London housing boom to end in 2017 as Brexit bites, broker says

Price growth for homes in British capital will slow this year and fall next year

Home values in London will fall for the first time since 2009 next year on economic uncertainty resulting from the UK’s vote to leave the European Union, according to Countrywide.

Price growth for homes in the capital will slow to 3.5 per cent this year and drop by 1.25 per cent in 2017, the country’s largest real estate broker said in a report on Monday. Countrywide in December forecast that values would increase by 4 per cent this year and next. Prices for properties in prime central London will drop as much as 6 per cent this year and be little changed in 2017, the report showed.

“The vote to leave the European Union has unsettled the UK economy,” Countrywide chief economist Fionnuala Earley said. Lower expectations of capital gains were already weighing on London’s housing market, she said, while the luxury-property market was being hurt by increased sales taxes and oversupply. “The Brexit scare has just accelerated all of that,” she said.

London properties are taking longer to sell this month, despite a summer price cut, as uncertainty surrounding how Britain will negotiate its exit compounds the dampening effect of the holiday season. Homes in the UK capital are staying on the market for five days more than in May, the month before Britons voted to leave the EU, property website Rightmove said in a report published on August 15.

The lull won’t last, however.

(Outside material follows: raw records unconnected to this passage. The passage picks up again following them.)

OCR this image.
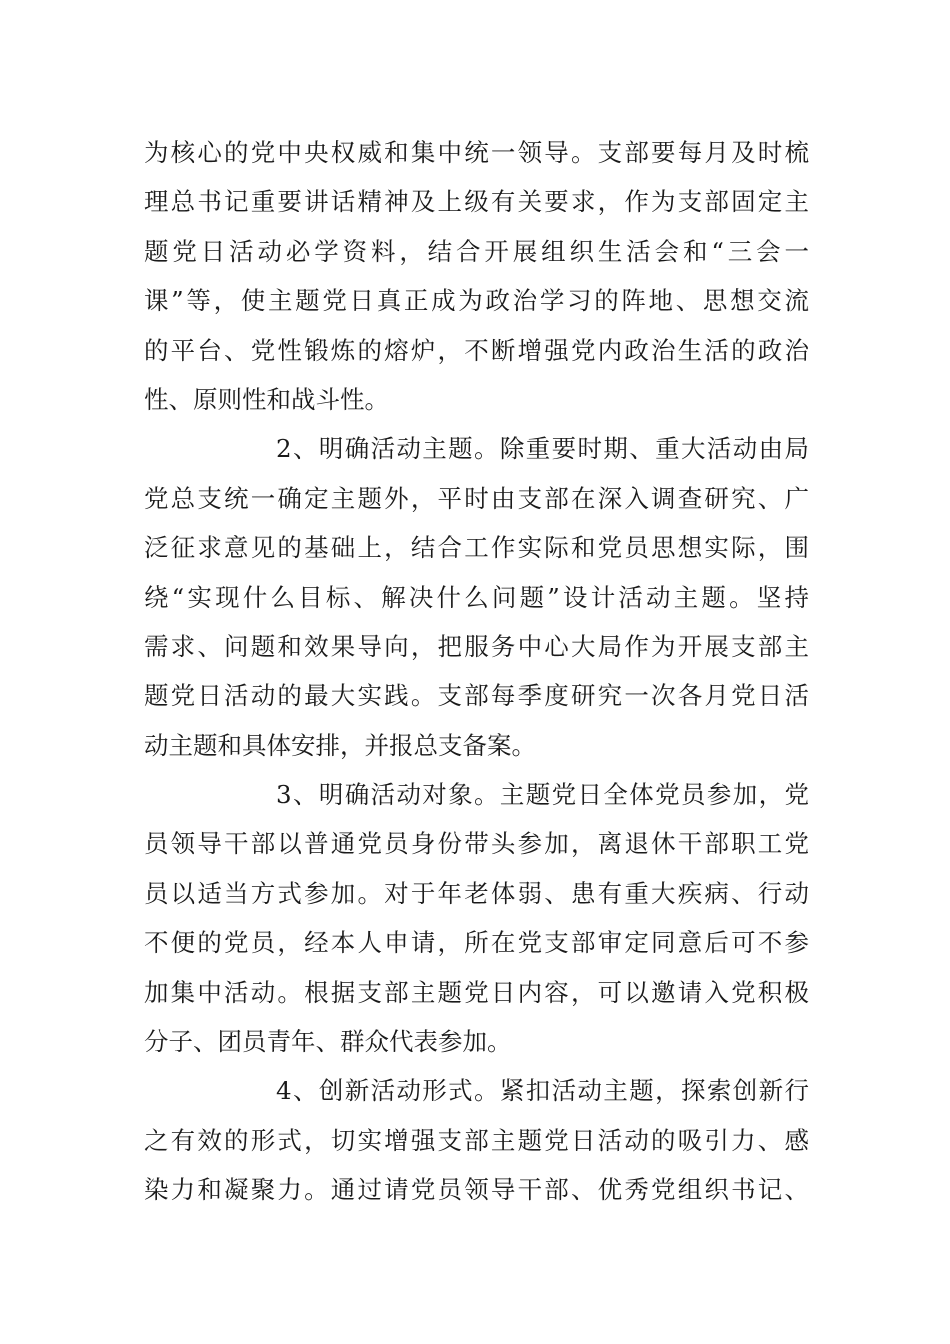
为核心的党中央权威和集中统一领导。支部要每月及时梳
理总书记重要讲话精神及上级有关要求，作为支部固定主
题党日活动必学资料，结合开展组织生活会和“三会一
课”等，使主题党日真正成为政治学习的阵地、思想交流
的平台、党性锻炼的熔炉，不断增强党内政治生活的政治
性、原则性和战斗性。
2、明确活动主题。除重要时期、重大活动由局
党总支统一确定主题外，平时由支部在深入调查研究、广
泛征求意见的基础上，结合工作实际和党员思想实际，围
绕“实现什么目标、解决什么问题”设计活动主题。坚持
需求、问题和效果导向，把服务中心大局作为开展支部主
题党日活动的最大实践。支部每季度研究一次各月党日活
动主题和具体安排，并报总支备案。
3、明确活动对象。主题党日全体党员参加，党
员领导干部以普通党员身份带头参加，离退休干部职工党
员以适当方式参加。对于年老体弱、患有重大疾病、行动
不便的党员，经本人申请，所在党支部审定同意后可不参
加集中活动。根据支部主题党日内容，可以邀请入党积极
分子、团员青年、群众代表参加。
4、创新活动形式。紧扣活动主题，探索创新行
之有效的形式，切实增强支部主题党日活动的吸引力、感
染力和凝聚力。通过请党员领导干部、优秀党组织书记、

Countrywide expects Greater London home values to rise by 2 per cent in 2018 as the economy improves and there is more clarity about how the UK will decouple from the EU, according to Earley.

Countrywide forecast that prime central home values will increase by 4 per cent in 2018. By the beginning of that year, the firm expects prices in that market to have fallen by 15 per cent since the market’s peak in 2014.

“There are still severe supply issues which, together with a period of ultra-low interest rates, will act as a support for pricing,” Earley said. “As for prime central properties, after two years of falling prices they will begin to look attractive again.”